The golf swing, according to Tom Watson, is a bit like ironing a shirt. “You get one side smoothed out, turn it over and there is a big wrinkle on the other side. Then you iron that one out, turn it over and there is yet another wrinkle.”

When it comes to mammoth undertakings, few golfing tasks are as arduous as a complete restructuring of a swing. You can end up with more wrinkles than Methuselah’s brow.

Euan Walker is in the midst of such a major overhaul of his technique but he’s slowly getting into, well, the swing here in the Carrick Neill Scottish Open Strokeplay Championship at Gleneagles as the Barassie man stayed in touch with the leaders at the halfway stage.

A couple of late bogeys took some of the shine off his day but the 23-year-old’s two-under 68 on the King’s Course, for a five-under 135, left him in second place, just a shot behind the French leader, Victor Veyret.

Walker maintains that he is still a work in progress but the changes that he has adopted, under the careful eye of his coach George Boswell, are bearing fruit.

“I felt I had achieved as much as I could with the swing I had and it was never going to be good enough for the elite level of the amateur game,” said the US college graduate who is still seeking that major moment in the unpaid ranks. “The reconstruction is not fully completed but it’s getting there.”

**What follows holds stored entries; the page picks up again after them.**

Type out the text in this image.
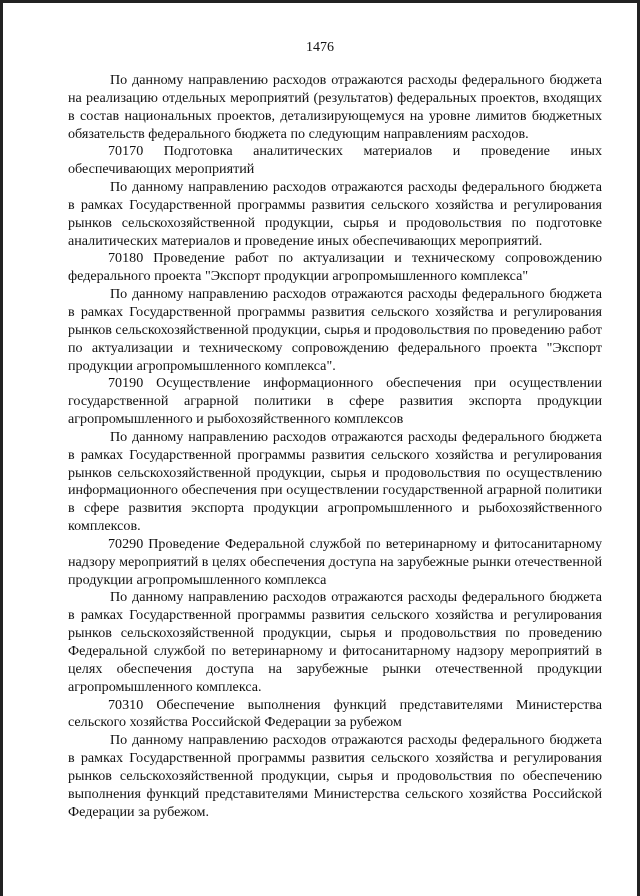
1476

По данному направлению расходов отражаются расходы федерального бюджета на реализацию отдельных мероприятий (результатов) федеральных проектов, входящих в состав национальных проектов, детализирующемуся на уровне лимитов бюджетных обязательств федерального бюджета по следующим направлениям расходов.

70170 Подготовка аналитических материалов и проведение иных обеспечивающих мероприятий

По данному направлению расходов отражаются расходы федерального бюджета в рамках Государственной программы развития сельского хозяйства и регулирования рынков сельскохозяйственной продукции, сырья и продовольствия по подготовке аналитических материалов и проведение иных обеспечивающих мероприятий.

70180 Проведение работ по актуализации и техническому сопровождению федерального проекта "Экспорт продукции агропромышленного комплекса"

По данному направлению расходов отражаются расходы федерального бюджета в рамках Государственной программы развития сельского хозяйства и регулирования рынков сельскохозяйственной продукции, сырья и продовольствия по проведению работ по актуализации и техническому сопровождению федерального проекта "Экспорт продукции агропромышленного комплекса".

70190 Осуществление информационного обеспечения при осуществлении государственной аграрной политики в сфере развития экспорта продукции агропромышленного и рыбохозяйственного комплексов

По данному направлению расходов отражаются расходы федерального бюджета в рамках Государственной программы развития сельского хозяйства и регулирования рынков сельскохозяйственной продукции, сырья и продовольствия по осуществлению информационного обеспечения при осуществлении государственной аграрной политики в сфере развития экспорта продукции агропромышленного и рыбохозяйственного комплексов.

70290 Проведение Федеральной службой по ветеринарному и фитосанитарному надзору мероприятий в целях обеспечения доступа на зарубежные рынки отечественной продукции агропромышленного комплекса

По данному направлению расходов отражаются расходы федерального бюджета в рамках Государственной программы развития сельского хозяйства и регулирования рынков сельскохозяйственной продукции, сырья и продовольствия по проведению Федеральной службой по ветеринарному и фитосанитарному надзору мероприятий в целях обеспечения доступа на зарубежные рынки отечественной продукции агропромышленного комплекса.

70310 Обеспечение выполнения функций представителями Министерства сельского хозяйства Российской Федерации за рубежом

По данному направлению расходов отражаются расходы федерального бюджета в рамках Государственной программы развития сельского хозяйства и регулирования рынков сельскохозяйственной продукции, сырья и продовольствия по обеспечению выполнения функций представителями Министерства сельского хозяйства Российской Федерации за рубежом.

On a testing day in a bothersome breeze, Walker harnessed the wind to good effect but after covering 14 holes in four-under, he was left counting the cost of a bogey on the 16th and a disappointing leaked stroke on the par-5 18th, where he thinned his pitch from 40 odd yards through the back of the green. “I made an absolute mess of the last and that was a huge mistake,” he added.

That late wobble cost Walker the outright lead but credit had to be given to Veyret who was a couple of matches ahead of the Scot and set the standard with a fine 65 for a six-under total.

In the robust conditions, it was a terrific effort and one illuminated by an eagle on the 14th. “I played the front nine in two-under and that was certainly the tougher nine so that was pleasing,” said the former Italian Open Amateur champion, who is aiming to become the fourth Frenchman to win the Scottish Open crown.

This particular title has been carted off to a few places down the years but going to Kazakhstan would be a first.

Nurtai Saldarov, an 18-year-old from the central Asian country who bases himself at Craigielaw in East Lothian during the summer, kept himself in the hunt with a second successive 69 for a 138 aggregate.

Golf is growing little by little in Kazakhstan and there are probably 15 or 20 decent amateur events as well as the European Challenge Tour event which I've been fortunate to play in,” noted Saldarov, who won his national amateur title last year.

Airdrie's Greg Dalziel, the former Scottish Boys' champion, birdied two of his last three holes in a 68 to move onto a 140 total and was joined on that mark by Euan McIntosh, who is bidding to become the first player to win both the men's matchplay and strokeplay titles in the same season.